观昭明帝那日对逍遥馆井中女尸的态度,可见其并不信这些言论。如今又赶上苏宝林是受害者的节骨眼,还是少提为妙。
太医从室内走出,颓唐地跪倒在地:“贵妃娘娘,臣无能。皇嗣没能保住……”瑞贵妃柳眉倒竖,只感觉自己被公然打了脸,苏宝林的胎就这么在她眼皮子底下没了?
“黑猫找到了吗!”
银蕾连忙上前禀告:“回娘娘,行宫这边人烟罕至,不比皇城森严。虽有宫人驱逐,但野猫出没也不是没有的事。那黑猫已经不见踪影……”

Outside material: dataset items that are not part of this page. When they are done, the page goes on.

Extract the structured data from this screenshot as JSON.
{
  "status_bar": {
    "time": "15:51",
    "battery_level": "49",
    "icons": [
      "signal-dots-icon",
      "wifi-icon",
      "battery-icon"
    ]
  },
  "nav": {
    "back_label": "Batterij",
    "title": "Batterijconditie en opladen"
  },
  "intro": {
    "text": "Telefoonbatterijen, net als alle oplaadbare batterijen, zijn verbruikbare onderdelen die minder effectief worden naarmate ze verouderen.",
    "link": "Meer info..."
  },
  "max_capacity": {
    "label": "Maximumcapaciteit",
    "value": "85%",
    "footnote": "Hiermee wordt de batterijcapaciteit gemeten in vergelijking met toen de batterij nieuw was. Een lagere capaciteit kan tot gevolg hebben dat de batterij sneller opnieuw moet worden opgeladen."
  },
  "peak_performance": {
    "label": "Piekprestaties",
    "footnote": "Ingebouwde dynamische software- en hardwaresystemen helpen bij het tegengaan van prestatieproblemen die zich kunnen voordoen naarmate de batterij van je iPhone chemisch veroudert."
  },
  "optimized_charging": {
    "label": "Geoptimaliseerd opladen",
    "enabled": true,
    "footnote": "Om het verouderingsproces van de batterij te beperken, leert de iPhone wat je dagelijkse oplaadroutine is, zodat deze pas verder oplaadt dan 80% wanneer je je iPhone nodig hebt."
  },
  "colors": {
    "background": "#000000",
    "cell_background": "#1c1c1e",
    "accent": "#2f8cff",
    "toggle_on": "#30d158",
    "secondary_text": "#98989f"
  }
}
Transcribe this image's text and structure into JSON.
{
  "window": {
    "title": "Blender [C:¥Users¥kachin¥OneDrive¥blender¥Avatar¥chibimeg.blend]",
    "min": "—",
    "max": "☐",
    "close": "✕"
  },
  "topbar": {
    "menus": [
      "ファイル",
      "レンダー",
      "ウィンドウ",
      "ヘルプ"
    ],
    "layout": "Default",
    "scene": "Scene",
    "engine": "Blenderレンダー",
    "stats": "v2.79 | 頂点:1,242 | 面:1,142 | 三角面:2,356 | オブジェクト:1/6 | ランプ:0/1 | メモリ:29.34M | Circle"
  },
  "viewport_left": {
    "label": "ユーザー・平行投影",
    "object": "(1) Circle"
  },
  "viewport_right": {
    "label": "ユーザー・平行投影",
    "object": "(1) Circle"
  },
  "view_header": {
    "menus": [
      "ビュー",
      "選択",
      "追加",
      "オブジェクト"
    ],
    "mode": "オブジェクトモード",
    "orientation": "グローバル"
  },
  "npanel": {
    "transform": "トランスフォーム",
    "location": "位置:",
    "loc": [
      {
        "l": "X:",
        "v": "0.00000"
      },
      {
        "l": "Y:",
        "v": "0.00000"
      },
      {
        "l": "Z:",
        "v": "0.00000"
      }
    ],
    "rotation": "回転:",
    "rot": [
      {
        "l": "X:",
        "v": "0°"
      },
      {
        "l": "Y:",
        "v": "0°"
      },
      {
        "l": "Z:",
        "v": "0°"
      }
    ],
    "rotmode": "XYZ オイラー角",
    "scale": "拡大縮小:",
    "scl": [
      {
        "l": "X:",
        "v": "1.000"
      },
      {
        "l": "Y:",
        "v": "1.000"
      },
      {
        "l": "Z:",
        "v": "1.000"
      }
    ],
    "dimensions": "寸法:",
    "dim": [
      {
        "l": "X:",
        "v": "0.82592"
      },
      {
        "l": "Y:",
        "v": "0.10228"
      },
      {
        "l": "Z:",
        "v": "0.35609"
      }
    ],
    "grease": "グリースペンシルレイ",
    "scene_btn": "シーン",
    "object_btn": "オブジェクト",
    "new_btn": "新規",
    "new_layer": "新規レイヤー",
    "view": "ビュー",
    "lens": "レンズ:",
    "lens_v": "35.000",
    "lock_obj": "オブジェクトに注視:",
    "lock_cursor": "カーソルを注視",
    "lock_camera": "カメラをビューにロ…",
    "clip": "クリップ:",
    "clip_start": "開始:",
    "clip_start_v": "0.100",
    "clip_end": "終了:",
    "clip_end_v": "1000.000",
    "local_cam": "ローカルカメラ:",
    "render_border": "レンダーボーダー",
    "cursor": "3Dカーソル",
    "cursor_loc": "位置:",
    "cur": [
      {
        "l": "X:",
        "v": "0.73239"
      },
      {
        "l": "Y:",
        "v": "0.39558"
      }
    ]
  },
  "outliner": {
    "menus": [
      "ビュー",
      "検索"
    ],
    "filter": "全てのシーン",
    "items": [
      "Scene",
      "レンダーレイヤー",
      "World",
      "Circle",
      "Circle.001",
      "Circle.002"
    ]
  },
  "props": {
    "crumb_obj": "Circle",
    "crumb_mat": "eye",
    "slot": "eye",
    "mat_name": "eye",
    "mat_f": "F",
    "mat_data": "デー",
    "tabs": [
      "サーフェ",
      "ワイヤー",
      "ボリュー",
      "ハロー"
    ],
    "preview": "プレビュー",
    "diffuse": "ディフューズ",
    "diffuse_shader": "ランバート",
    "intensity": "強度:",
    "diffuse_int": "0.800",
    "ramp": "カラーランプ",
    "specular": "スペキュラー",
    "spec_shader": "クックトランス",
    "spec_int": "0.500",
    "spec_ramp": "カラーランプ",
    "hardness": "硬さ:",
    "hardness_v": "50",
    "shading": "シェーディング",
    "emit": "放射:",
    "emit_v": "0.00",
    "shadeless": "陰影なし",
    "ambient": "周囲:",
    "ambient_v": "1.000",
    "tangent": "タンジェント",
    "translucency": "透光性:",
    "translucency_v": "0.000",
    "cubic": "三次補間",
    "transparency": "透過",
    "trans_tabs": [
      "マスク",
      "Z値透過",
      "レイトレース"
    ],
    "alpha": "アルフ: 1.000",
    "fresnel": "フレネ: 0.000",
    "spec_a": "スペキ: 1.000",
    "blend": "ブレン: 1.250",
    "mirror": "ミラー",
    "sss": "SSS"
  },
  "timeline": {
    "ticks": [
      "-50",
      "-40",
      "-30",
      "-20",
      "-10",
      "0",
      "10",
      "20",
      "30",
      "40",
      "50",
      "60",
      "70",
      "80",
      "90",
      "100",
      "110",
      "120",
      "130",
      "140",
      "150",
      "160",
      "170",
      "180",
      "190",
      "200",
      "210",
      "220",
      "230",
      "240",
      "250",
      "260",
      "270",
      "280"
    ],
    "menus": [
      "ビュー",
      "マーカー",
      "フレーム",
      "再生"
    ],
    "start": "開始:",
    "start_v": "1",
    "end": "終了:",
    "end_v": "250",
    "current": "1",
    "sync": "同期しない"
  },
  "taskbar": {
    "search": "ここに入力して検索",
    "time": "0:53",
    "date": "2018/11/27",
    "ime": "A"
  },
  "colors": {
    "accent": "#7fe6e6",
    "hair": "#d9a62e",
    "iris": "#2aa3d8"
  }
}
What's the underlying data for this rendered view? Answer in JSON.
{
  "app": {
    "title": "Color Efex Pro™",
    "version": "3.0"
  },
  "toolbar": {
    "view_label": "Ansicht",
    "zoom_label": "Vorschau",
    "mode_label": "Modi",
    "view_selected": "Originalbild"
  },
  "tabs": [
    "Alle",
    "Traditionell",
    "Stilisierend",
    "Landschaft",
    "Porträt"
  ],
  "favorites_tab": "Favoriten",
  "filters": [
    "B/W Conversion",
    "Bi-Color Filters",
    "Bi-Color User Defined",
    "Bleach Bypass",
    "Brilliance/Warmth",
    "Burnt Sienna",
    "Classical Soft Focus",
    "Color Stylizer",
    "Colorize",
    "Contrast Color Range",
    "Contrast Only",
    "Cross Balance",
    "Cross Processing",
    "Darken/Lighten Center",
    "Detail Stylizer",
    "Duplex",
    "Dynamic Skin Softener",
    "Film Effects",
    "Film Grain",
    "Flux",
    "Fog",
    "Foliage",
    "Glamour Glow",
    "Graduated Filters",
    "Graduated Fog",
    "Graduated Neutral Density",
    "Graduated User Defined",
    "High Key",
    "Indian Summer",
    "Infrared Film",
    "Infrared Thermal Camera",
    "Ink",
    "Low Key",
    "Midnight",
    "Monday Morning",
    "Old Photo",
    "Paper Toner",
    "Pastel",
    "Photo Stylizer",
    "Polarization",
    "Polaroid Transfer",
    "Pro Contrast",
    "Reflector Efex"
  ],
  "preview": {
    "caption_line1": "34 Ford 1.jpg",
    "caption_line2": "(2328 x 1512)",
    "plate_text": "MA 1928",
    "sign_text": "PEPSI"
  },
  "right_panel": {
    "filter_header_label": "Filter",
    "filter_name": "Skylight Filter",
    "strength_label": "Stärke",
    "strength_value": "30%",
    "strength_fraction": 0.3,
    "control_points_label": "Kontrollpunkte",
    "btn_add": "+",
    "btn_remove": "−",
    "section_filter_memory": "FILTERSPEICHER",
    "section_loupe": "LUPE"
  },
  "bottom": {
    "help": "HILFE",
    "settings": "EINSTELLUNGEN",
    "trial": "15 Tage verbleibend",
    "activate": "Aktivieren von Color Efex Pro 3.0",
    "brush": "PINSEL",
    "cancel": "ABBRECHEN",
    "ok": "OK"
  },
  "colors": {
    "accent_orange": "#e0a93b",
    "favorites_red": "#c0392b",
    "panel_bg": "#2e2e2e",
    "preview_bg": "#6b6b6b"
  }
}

瑞贵妃冷箭一般的目光狠狠射向令婕妤:“令婕妤!你看看你惹出的好事!
苏宝林因你没能保住龙胎,皇上怪罪下来本宫可担待不起。你说本宫要怎么罚你才好?”
这番突如其来的变故,把令婕妤吓得半天魂还在天上飘着。
瑞贵妃点名,她才猛地一个激灵反应回来:“贵妃娘娘,臣妾冤枉啊!”
令婕妤跪倒在地,急忙为自己开脱着,“明明就是苏宝林身带妖祟之气,才被不祥黑猫冲撞落了胎,宫人都可作证与臣妾没有关系呀!”
她使劲咬了咬牙,“张巫医你说!”
巫医神情癫狂,已经有半疯之症,只是嘴里一个劲地重复着:“不祥之兆,不祥之兆……”
“够了!”
瑞贵妃厉声打断,冷厉的目光狠狠射向令昭仪,“行宫也不是令婕妤你能当家做主的地方!你强闯苏宝林住所,与此事难逃干系!回清凉苑自省等候发落!”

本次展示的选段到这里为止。